[sheepdog] [PATCH v7 3/7] sheep: rejoin cluster after a zookeeper session timeout

Wed Jun 26 03:28:43 CEST 2013

At Wed, 26 Jun 2013 09:12:06 +0800,
Kai Zhang wrote:
> 
> [1  <text/plain; us-ascii (quoted-printable)>]
> 
> On Jun 25, 2013, at 11:06 PM, Hitoshi Mitake <mitake.hitoshi at gmail.com> wrote:
> 
> > As you say, the rejoin would be an only way to handle session timeout
> > correctly. But the current zookeeper driver produces serious problems
> > when network failures happen (e.g. inconsistent epochs).
> > 
> > So I believe the panic() or exit() would be better than doing
> > nothing. If sheeps with zookeeper driver exits immediately in the
> > above case, we can restart sheeps manually.
> > # I understand this solution goes against the policy of sheepdog... :(
> > 
> 
> I see. Do you mean a separate patch based on upstream? or based on 
> PATCH 1/7 and 2/7?
> 
> Because these patches have been reviewed by Kazutaka and Yuan, 
> I think they will be merged soon after some minor modifications.

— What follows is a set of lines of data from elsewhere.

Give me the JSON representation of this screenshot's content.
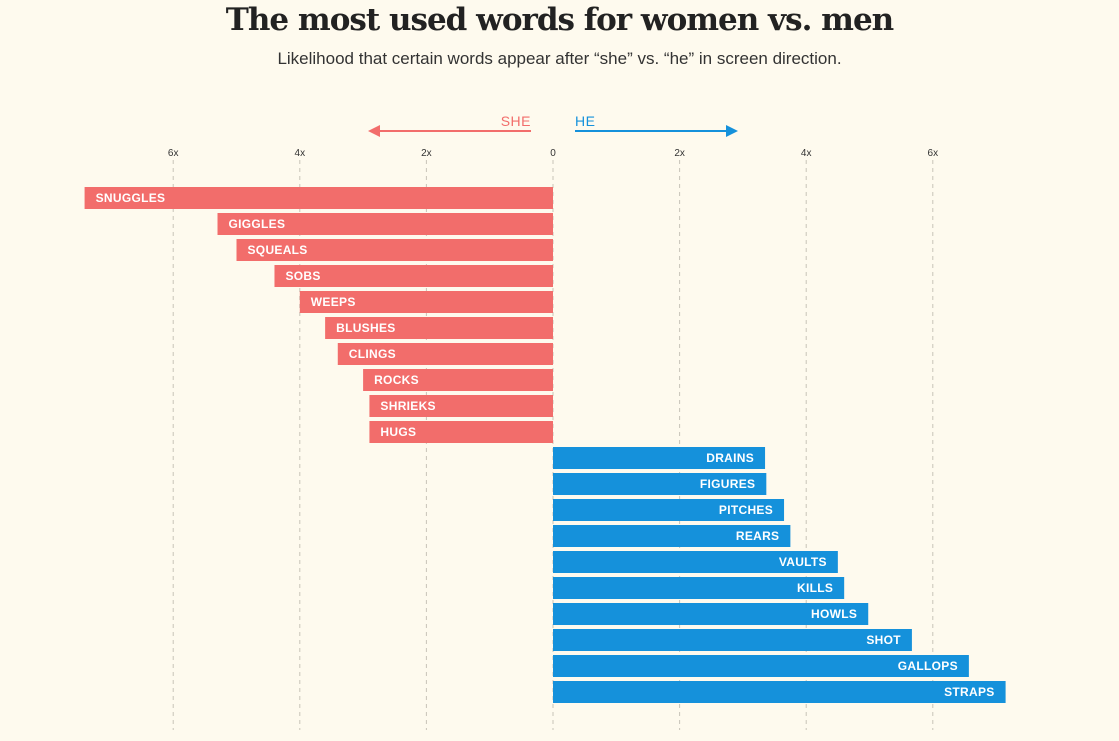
{
  "title": "The most used words for women vs. men",
  "subtitle": "Likelihood that certain words appear after “she” vs. “he” in screen direction.",
  "colors": {
    "she": "#f26d6b",
    "he": "#1591db",
    "background": "#fefaee",
    "grid": "#c8c4b8"
  },
  "chart_data": {
    "type": "bar",
    "orientation": "horizontal-diverging",
    "xlim": [
      -7.4,
      7.4
    ],
    "ticks": [
      {
        "value": -6,
        "label": "6x"
      },
      {
        "value": -4,
        "label": "4x"
      },
      {
        "value": -2,
        "label": "2x"
      },
      {
        "value": 0,
        "label": "0"
      },
      {
        "value": 2,
        "label": "2x"
      },
      {
        "value": 4,
        "label": "4x"
      },
      {
        "value": 6,
        "label": "6x"
      }
    ],
    "grid": "vertical-dashed",
    "direction_labels": {
      "she": "SHE",
      "he": "HE"
    },
    "series": [
      {
        "name": "SHE",
        "categories": [
          "SNUGGLES",
          "GIGGLES",
          "SQUEALS",
          "SOBS",
          "WEEPS",
          "BLUSHES",
          "CLINGS",
          "ROCKS",
          "SHRIEKS",
          "HUGS"
        ],
        "values": [
          7.4,
          5.3,
          5.0,
          4.4,
          4.0,
          3.6,
          3.4,
          3.0,
          2.9,
          2.9
        ]
      },
      {
        "name": "HE",
        "categories": [
          "DRAINS",
          "FIGURES",
          "PITCHES",
          "REARS",
          "VAULTS",
          "KILLS",
          "HOWLS",
          "SHOT",
          "GALLOPS",
          "STRAPS"
        ],
        "values": [
          3.35,
          3.37,
          3.65,
          3.75,
          4.5,
          4.6,
          4.98,
          5.67,
          6.57,
          7.15
        ]
      }
    ]
  }
}
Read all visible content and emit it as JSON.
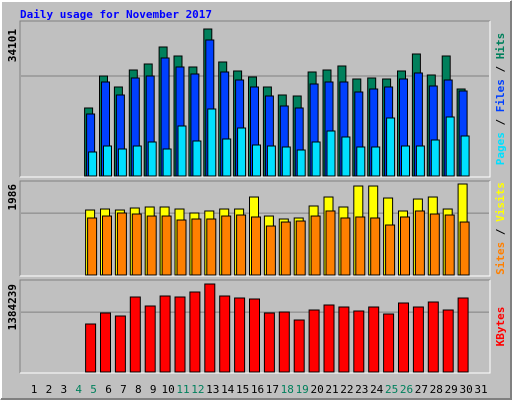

I think the 1 - 5 would be a good individual patchset.

> 
> Would you mind that we merge the whole series to the stable branch later?
> 

Of course. Your zookeeper improvement is a very important thing for
safe operation of sheepdog.

> > And our internal team needs the solution until this Thursday (we have
> > a local change for this problem but it is a temporal and dirty
> > thing). If you can help us, I'm very happy :)
> 
> Our team is also waiting for this patch for a long time :)

:)

Thanks,
Hitoshi